The proposed system operates through a six-stage pipeline. Scapy captures live network packets and extracts key traffic features, which are processed by a machine learning model. A hybrid detection mechanism combines rule-based checks for obvious attacks (such as SYN floods) with machine learning predictions for more complex threats. When malicious activity is detected, the system automatically launches a Cowrie honeypot inside a Docker container and redirects the attacker’s traffic to it, enabling security teams to observe attacker behavior and gather intelligence without risking production systems.
Feature engineering played a crucial role in improving efficiency and performance. From over 120 encoded features, the researchers selected the 15 most informative features using mutual information analysis, recursive feature elimination, and variance inflation factor analysis. This reduced computational overhead and improved real-time performance. The ensemble classifier, consisting of Logistic Regression, Decision Tree, and Support Vector Machine (SVM) models, outperformed individual classifiers by leveraging soft-voting techniques.
Experimental results showed that the voting ensemble achieved 80.48% accuracy, with strong detection of Normal and Denial-of-Service (DoS) traffic. However, detection of rare attack classes such as User-to-Root (U2R) and Remote-to-Local (R2L) remained challenging due to severe class imbalance in the NSL-KDD dataset. The system also demonstrated effective real-time operation, with honeypots successfully deployed in 97.9% of attack scenarios and an average container launch time of 1.8 seconds.
During a 72-hour evaluation involving 243 simulated attacks, the honeypot collected valuable intelligence. Most attackers performed reconnaissance activities such as checking system information and network configurations, while many attempted to download additional tools or establish persistence mechanisms. The honeypot remained fully isolated, preventing any security breaches while providing detailed logs of attacker behavior.
Conclusion
This paper set out to build an IDS that doesn\'t just detect attacks but actually does something with that detection — and the result is a system that catches malicious traffic and immediately redirects the attacker into a honeypot. The voting ensemble classifier delivers 80.48% accuracy across five traffic classes on NSL-KDD, with particularly strong results for Normal and DoS traffic The Cowrie-based honeypot deploys automatically within seconds and runs safely in isolation, capturing detailed attacker behavior without any risk to production systems.

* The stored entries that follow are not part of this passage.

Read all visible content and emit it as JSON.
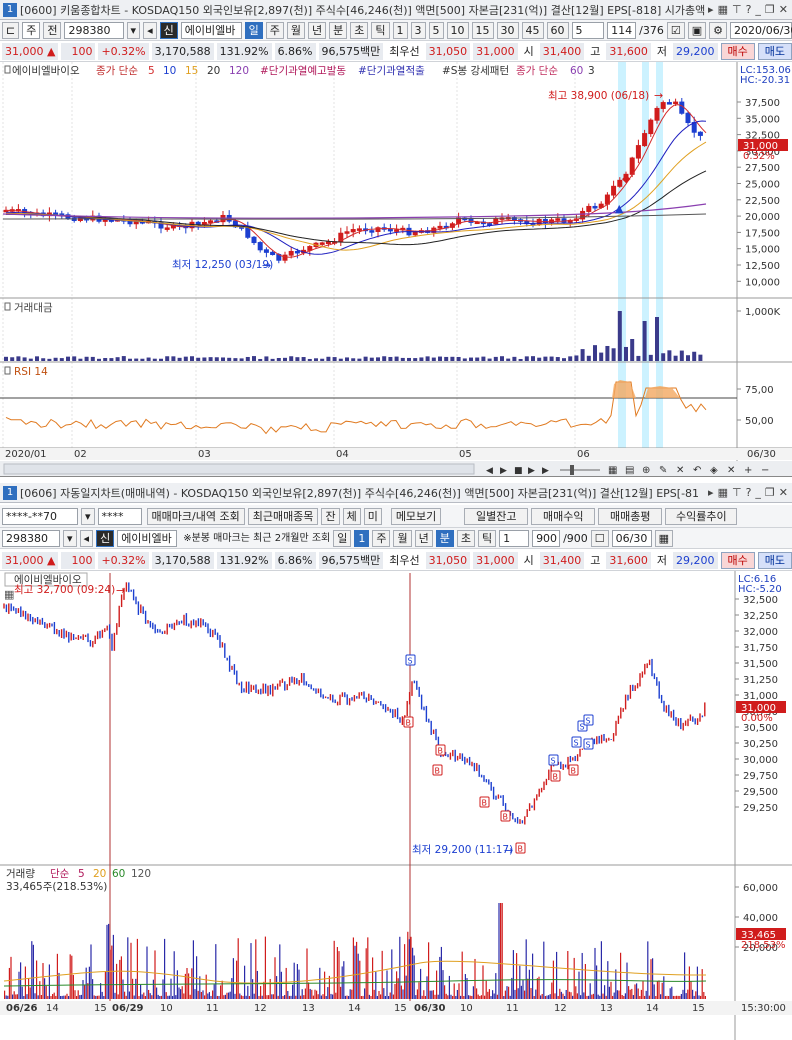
{
  "w1": {
    "title_num": "1",
    "title": "[0600] 키움종합차트 - KOSDAQ150 외국인보유[2,897(천)] 주식수[46,246(천)] 액면[500] 자본금[231(억)] 결산[12월] EPS[-818] 시가총액",
    "toolbar": {
      "type": "주",
      "all": "전",
      "code": "298380",
      "sin": "신",
      "name": "에이비엘바",
      "periods": [
        "일",
        "주",
        "월",
        "년",
        "분",
        "초",
        "틱"
      ],
      "nums": [
        "1",
        "3",
        "5",
        "10",
        "15",
        "30",
        "45",
        "60"
      ],
      "num_sel": "5",
      "count": "114",
      "total": "/376",
      "date": "2020/06/30"
    },
    "price": {
      "last": "31,000 ▲",
      "chg": "100",
      "pct": "+0.32%",
      "vol": "3,170,588",
      "vol_pct": "131.92%",
      "turn": "6.86%",
      "amt": "96,575백만",
      "pref_label": "최우선",
      "pref1": "31,050",
      "pref2": "31,000",
      "open_label": "시",
      "open": "31,400",
      "high_label": "고",
      "high": "31,600",
      "low_label": "저",
      "low": "29,200",
      "buy": "매수",
      "sell": "매도"
    },
    "legend": {
      "name": "에이비엘바이오",
      "ma_label": "종가 단순",
      "ma": [
        "5",
        "10",
        "15",
        "20",
        "120"
      ],
      "tag1": "#단기과열예고발동",
      "tag2": "#단기과열적출",
      "tag3": "#S봉 강세패턴",
      "ma2_label": "종가 단순",
      "ma2": [
        "60",
        "3"
      ]
    },
    "lc": "LC:153.06",
    "hc": "HC:-20.31",
    "yticks": [
      "37,500",
      "35,000",
      "32,500",
      "30,000",
      "27,500",
      "25,000",
      "22,500",
      "20,000",
      "17,500",
      "15,000",
      "12,500",
      "10,000"
    ],
    "price_tag": "31,000",
    "price_tag_pct": "0.32%",
    "hi_note": "최고 38,900 (06/18)",
    "lo_note": "최저 12,250 (03/19)",
    "vol_title": "거래대금",
    "vol_tick": "1,000K",
    "rsi_title": "RSI 14",
    "rsi_ticks": [
      "75,00",
      "50,00"
    ],
    "xlabels": [
      "2020/01",
      "02",
      "03",
      "04",
      "05",
      "06"
    ],
    "xlast": "06/30"
  },
  "w2": {
    "title_num": "1",
    "title": "[0606] 자동일지차트(매매내역) - KOSDAQ150 외국인보유[2,897(천)] 주식수[46,246(천)] 액면[500] 자본금[231(억)] 결산[12월] EPS[-81",
    "acct": "****-**70",
    "pw": "****",
    "btns": [
      "매매마크/내역 조회",
      "최근매매종목",
      "잔",
      "체",
      "미",
      "메모보기"
    ],
    "btns2": [
      "일별잔고",
      "매매수익",
      "매매총평",
      "수익률추이"
    ],
    "toolbar": {
      "code": "298380",
      "sin": "신",
      "name": "에이비엘바",
      "note": "※분봉 매마크는 최근 2개월만 조회",
      "per": "일",
      "per_num": "1",
      "periods": [
        "주",
        "월",
        "년",
        "분",
        "초",
        "틱"
      ],
      "num": "1",
      "count": "900",
      "total": "/900",
      "date": "06/30"
    },
    "price": {
      "last": "31,000 ▲",
      "chg": "100",
      "pct": "+0.32%",
      "vol": "3,170,588",
      "vol_pct": "131.92%",
      "turn": "6.86%",
      "amt": "96,575백만",
      "pref_label": "최우선",
      "pref1": "31,050",
      "pref2": "31,000",
      "open_label": "시",
      "open": "31,400",
      "high_label": "고",
      "high": "31,600",
      "low_label": "저",
      "low": "29,200",
      "buy": "매수",
      "sell": "매도"
    },
    "legend": "에이비엘바이오",
    "lc": "LC:6.16",
    "hc": "HC:-5.20",
    "yticks": [
      "32,500",
      "32,250",
      "32,000",
      "31,750",
      "31,500",
      "31,250",
      "31,000",
      "30,750",
      "30,500",
      "30,250",
      "30,000",
      "29,750",
      "29,500",
      "29,250"
    ],
    "price_tag": "31,000",
    "price_tag_pct": "0.00%",
    "hi_note": "최고 32,700 (09:24)",
    "lo_note": "최저 29,200 (11:17)",
    "vol_title": "거래량",
    "vol_ma_label": "단순",
    "vol_ma": [
      "5",
      "20",
      "60",
      "120"
    ],
    "vol_note": "33,465주(218.53%)",
    "vol_ticks": [
      "60,000",
      "40,000",
      "20,000"
    ],
    "vol_tag": "33,465",
    "vol_tag_pct": "218.53%",
    "xlabels": [
      "06/26",
      "14",
      "15",
      "06/29",
      "10",
      "11",
      "12",
      "13",
      "14",
      "15",
      "06/30",
      "10",
      "11",
      "12",
      "13",
      "14",
      "15"
    ],
    "xlast": "15:30:00"
  },
  "colors": {
    "up": "#d01c1c",
    "down": "#1c3fd0",
    "accent": "#2f6fbf",
    "highlight": "#bfefff",
    "ma5": "#d32b2b",
    "ma20": "#e0a020",
    "ma60": "#8a3fb0",
    "ma120": "#333333",
    "rsi": "#e07a20"
  }
}
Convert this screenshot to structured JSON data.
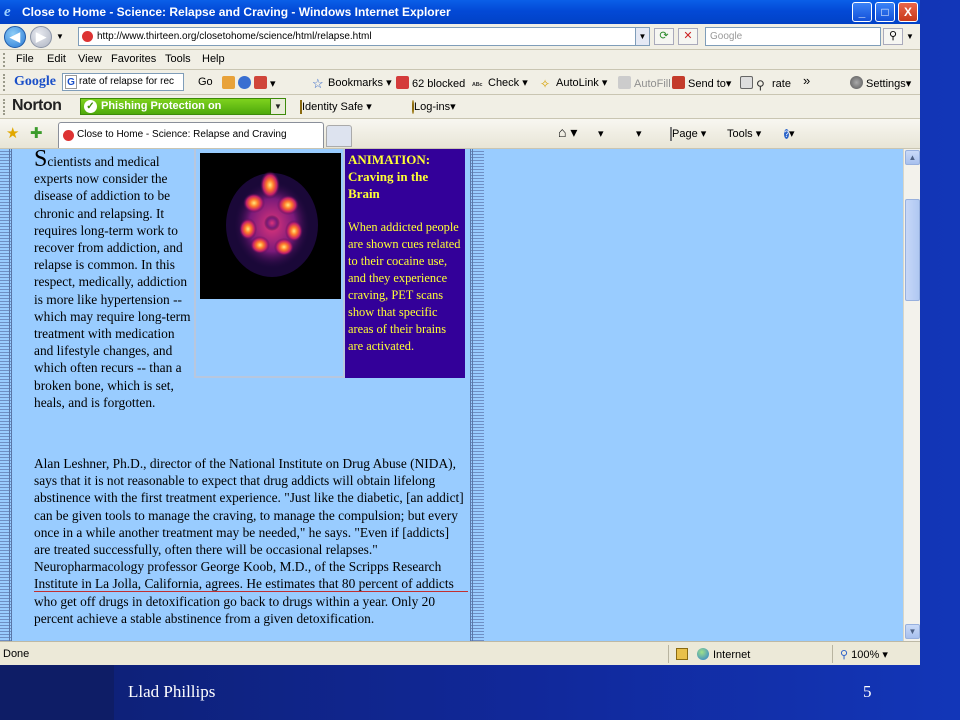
{
  "window": {
    "title": "Close to Home - Science: Relapse and Craving - Windows Internet Explorer",
    "controls": {
      "minimize": "_",
      "maximize": "□",
      "close": "X"
    }
  },
  "address_bar": {
    "url": "http://www.thirteen.org/closetohome/science/html/relapse.html",
    "search_placeholder": "Google"
  },
  "menu": [
    "File",
    "Edit",
    "View",
    "Favorites",
    "Tools",
    "Help"
  ],
  "google_toolbar": {
    "logo": "Google",
    "search_value": "rate of relapse for rec",
    "go_label": "Go",
    "bookmarks": "Bookmarks",
    "blocked": "62 blocked",
    "check": "Check",
    "autolink": "AutoLink",
    "autofill": "AutoFill",
    "send_to": "Send to",
    "rate": "rate",
    "more": "»",
    "settings": "Settings"
  },
  "norton_toolbar": {
    "logo": "Norton",
    "phishing": "Phishing Protection on",
    "identity": "Identity Safe",
    "logins": "Log-ins"
  },
  "tab": {
    "label": "Close to Home - Science: Relapse and Craving"
  },
  "command_bar": {
    "page": "Page",
    "tools": "Tools",
    "help": "?"
  },
  "article": {
    "drop_cap": "S",
    "intro": "cientists and medical experts now consider the disease of addiction to be chronic and relapsing. It requires long-term work to recover from addiction, and relapse is common. In this respect, medically, addiction is more like hypertension -- which may require long-term treatment with medication and lifestyle changes, and which often recurs -- than a broken bone, which is set, heals, and is forgotten.",
    "paragraph": "Alan Leshner, Ph.D., director of the National Institute on Drug Abuse (NIDA), says that it is not reasonable to expect that drug addicts will obtain lifelong abstinence with the first treatment experience. \"Just like the diabetic, [an addict] can be given tools to manage the craving, to manage the compulsion; but every once in a while another treatment may be needed,\" he says. \"Even if [addicts] are treated successfully, often there will be occasional relapses.\" Neuropharmacology professor George Koob, M.D., of the Scripps Research Institute in La Jolla, California, agrees. He estimates that 80 percent of addicts who get off drugs in detoxification go back to drugs within a year. Only 20 percent achieve a stable abstinence from a given detoxification.",
    "animation_heading": "ANIMATION: Craving in the Brain",
    "animation_body": "When addicted people are shown cues related to their cocaine use, and they experience craving, PET scans show that specific areas of their brains are activated."
  },
  "status_bar": {
    "status": "Done",
    "zone": "Internet",
    "zoom": "100%"
  },
  "footer": {
    "author": "Llad Phillips",
    "slide_number": "5"
  }
}
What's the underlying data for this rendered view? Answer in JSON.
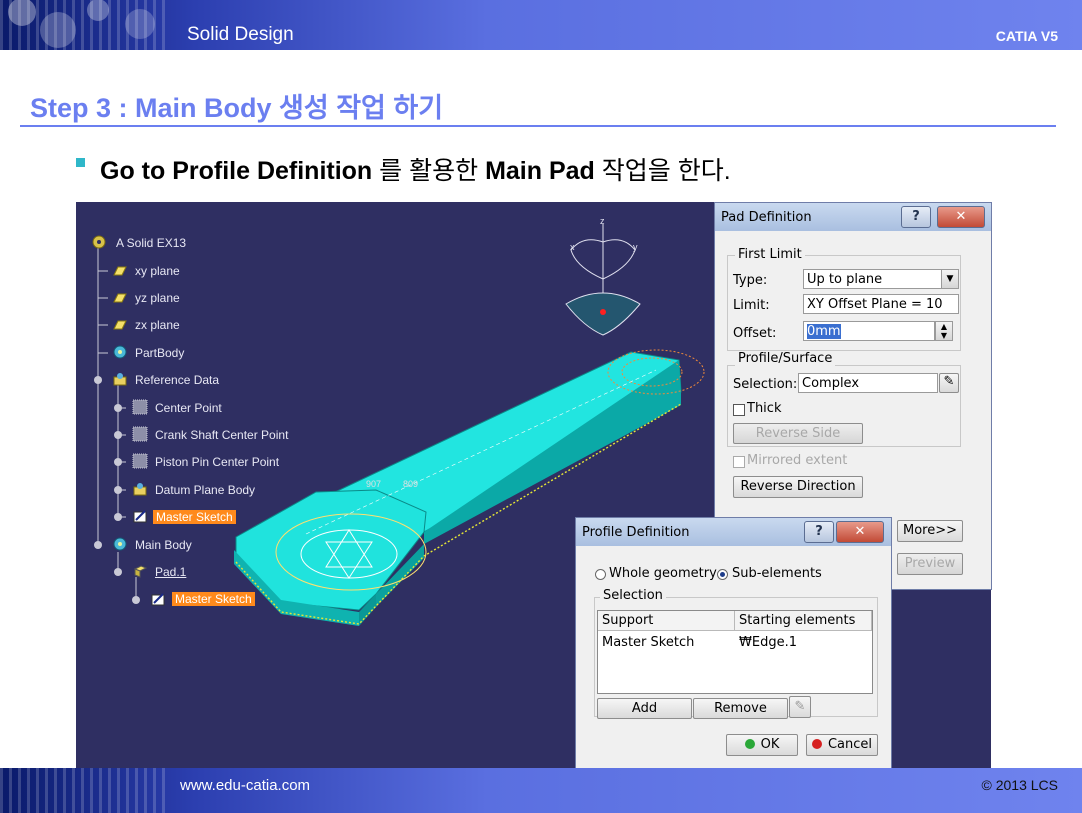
{
  "header": {
    "title": "Solid Design",
    "right_label": "CATIA V5"
  },
  "slide": {
    "title": "Step 3 : Main Body 생성 작업 하기",
    "bullet": {
      "bold1": "Go to Profile Definition",
      "mid": " 를 활용한 ",
      "bold2": "Main Pad",
      "end": " 작업을 한다."
    }
  },
  "tree": {
    "items": [
      {
        "label": "A Solid EX13",
        "icon": "part-gear-icon"
      },
      {
        "label": "xy plane",
        "icon": "plane-icon"
      },
      {
        "label": "yz plane",
        "icon": "plane-icon"
      },
      {
        "label": "zx plane",
        "icon": "plane-icon"
      },
      {
        "label": "PartBody",
        "icon": "body-gear-icon"
      },
      {
        "label": "Reference Data",
        "icon": "geometrical-set-icon"
      },
      {
        "label": "Center Point",
        "icon": "point-icon"
      },
      {
        "label": "Crank Shaft Center Point",
        "icon": "point-icon"
      },
      {
        "label": "Piston Pin Center Point",
        "icon": "point-icon"
      },
      {
        "label": "Datum Plane Body",
        "icon": "geometrical-set-icon"
      },
      {
        "label": "Master Sketch",
        "icon": "sketch-icon",
        "selected": true
      },
      {
        "label": "Main Body",
        "icon": "body-gear-icon"
      },
      {
        "label": "Pad.1",
        "icon": "pad-icon"
      },
      {
        "label": "Master Sketch",
        "icon": "sketch-icon",
        "selected": true
      }
    ]
  },
  "viewport": {
    "dim_label_1": "907",
    "dim_label_2": "809",
    "compass_axis_z": "z",
    "compass_axis_x": "x",
    "compass_axis_y": "y"
  },
  "pad_dialog": {
    "title": "Pad Definition",
    "first_limit": {
      "group_label": "First Limit",
      "type_label": "Type:",
      "type_value": "Up to plane",
      "limit_label": "Limit:",
      "limit_value": "XY Offset Plane = 10",
      "offset_label": "Offset:",
      "offset_value": "0mm"
    },
    "profile_surface": {
      "group_label": "Profile/Surface",
      "selection_label": "Selection:",
      "selection_value": "Complex",
      "thick_label": "Thick",
      "reverse_side_label": "Reverse Side"
    },
    "mirrored_extent_label": "Mirrored extent",
    "reverse_direction_label": "Reverse Direction",
    "more_label": "More>>",
    "preview_label": "Preview"
  },
  "profile_dialog": {
    "title": "Profile Definition",
    "whole_geometry_label": "Whole geometry",
    "sub_elements_label": "Sub-elements",
    "selected_mode": "sub-elements",
    "selection_group_label": "Selection",
    "columns": [
      "Support",
      "Starting elements"
    ],
    "rows": [
      {
        "support": "Master Sketch",
        "starting": "₩Edge.1"
      }
    ],
    "add_label": "Add",
    "remove_label": "Remove",
    "ok_label": "OK",
    "cancel_label": "Cancel"
  },
  "footer": {
    "url": "www.edu-catia.com",
    "copyright": "© 2013 LCS"
  },
  "colors": {
    "accent_title": "#6b7ff0",
    "viewport_bg": "#2f2f62",
    "part_face": "#22e0dc",
    "tree_selection": "#ff8a1c",
    "bullet_square": "#2fb7c9"
  }
}
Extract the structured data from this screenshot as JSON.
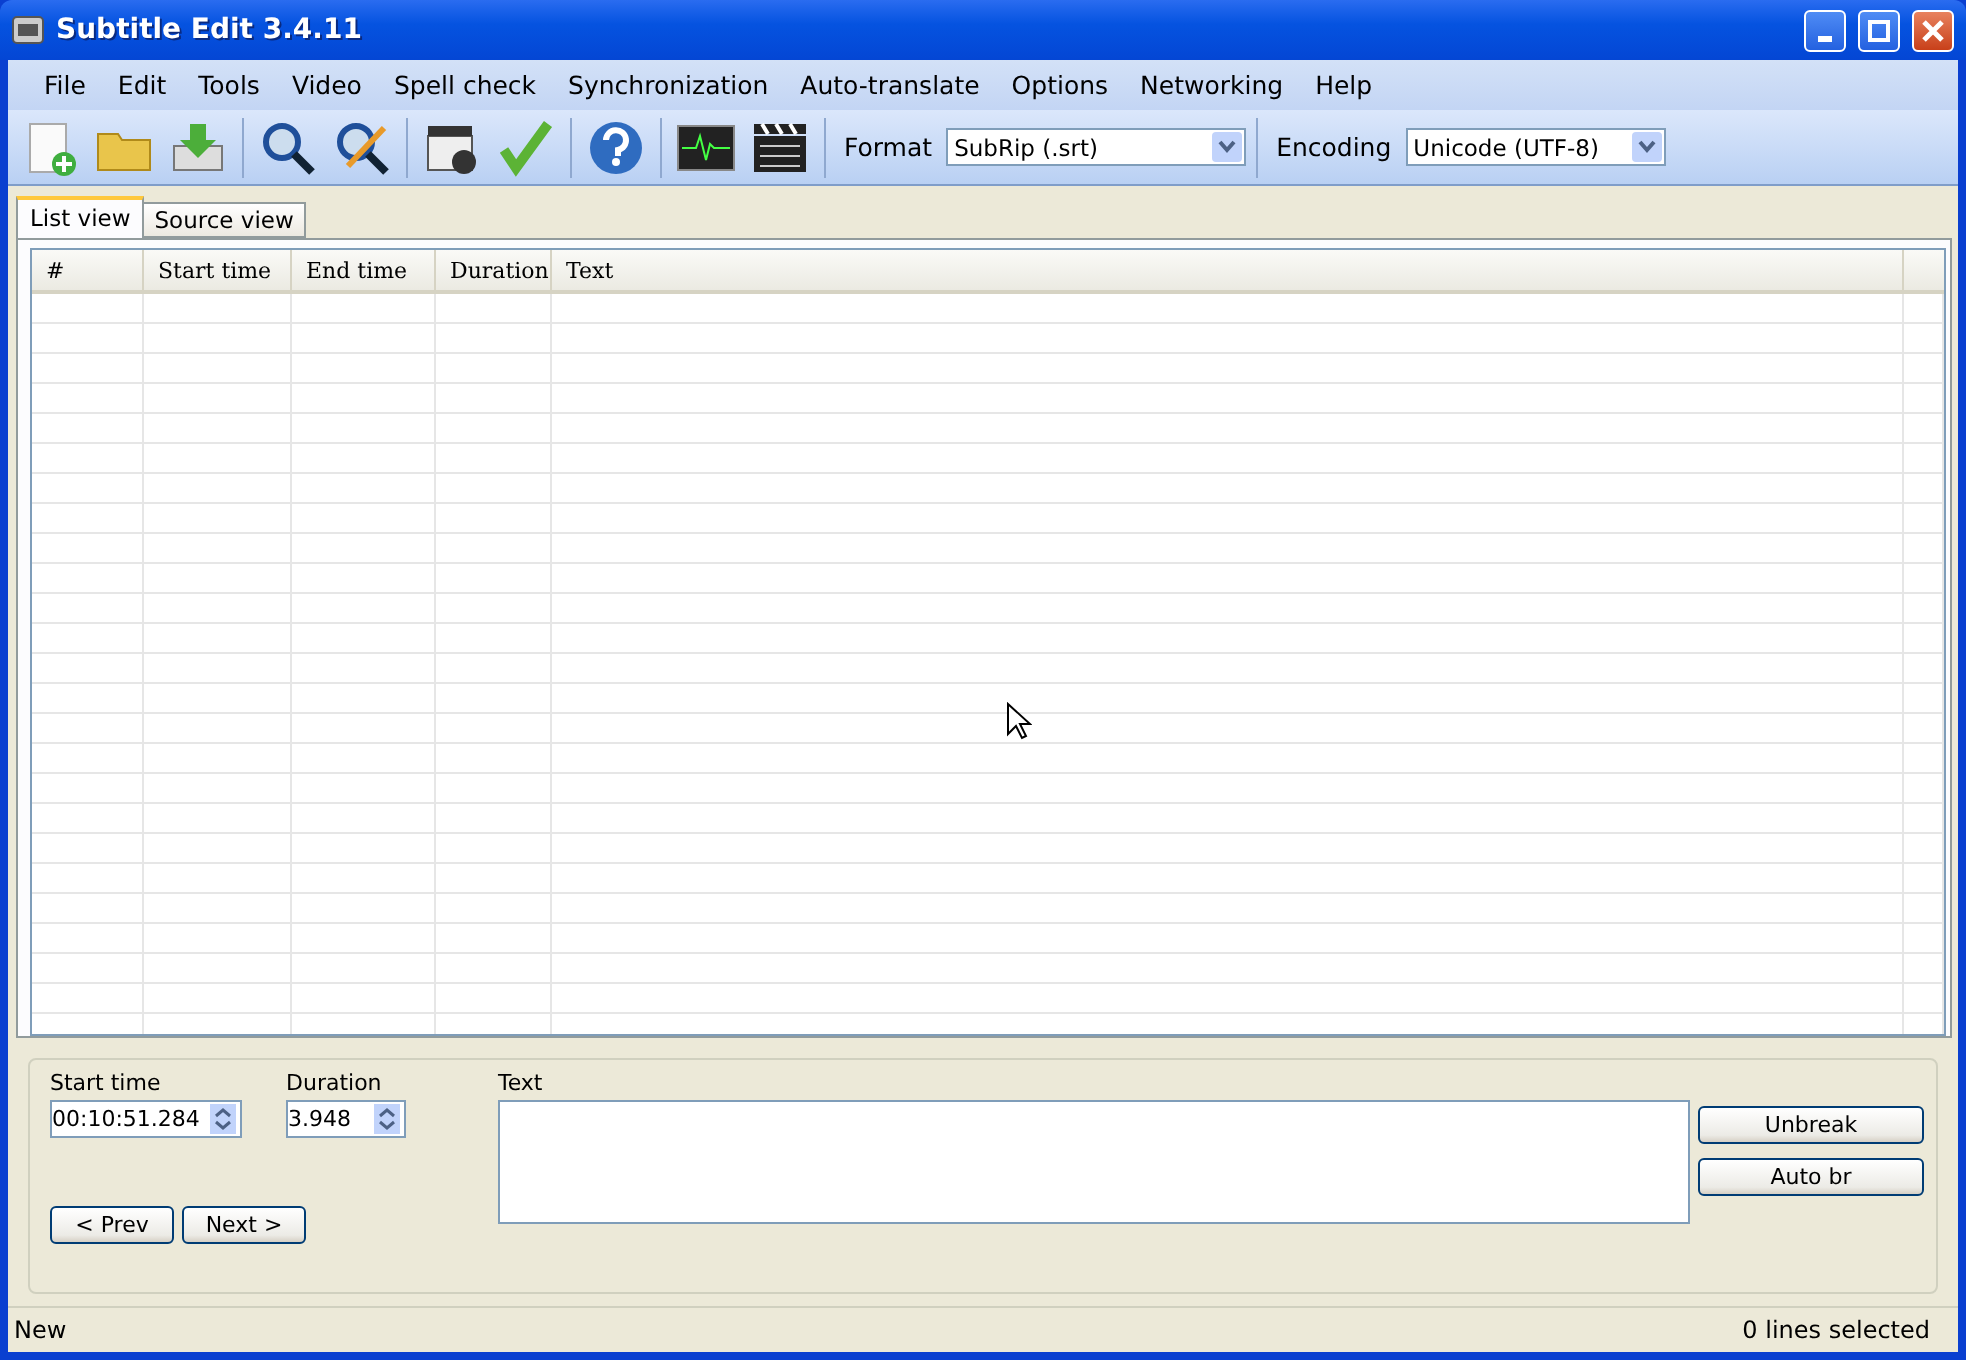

The real value isn\'t just the accuracy number — it\'s the intelligence the honeypot collects. Every attacker session is a data point about real techniques, real tools, and real patterns that can feed back into improving the detector over time. That feedback loop is what makes this a meaningful step toward a more adaptive security architecture, rather than just another classifier evaluated on a benchmark.
The path forward involves testing on more current datasets, adding temporal modeling for better multi-step attack detection, and hardening the honeypot orchestration layer for production-grade reliability. There\'s plenty left to do — but the foundation is solid.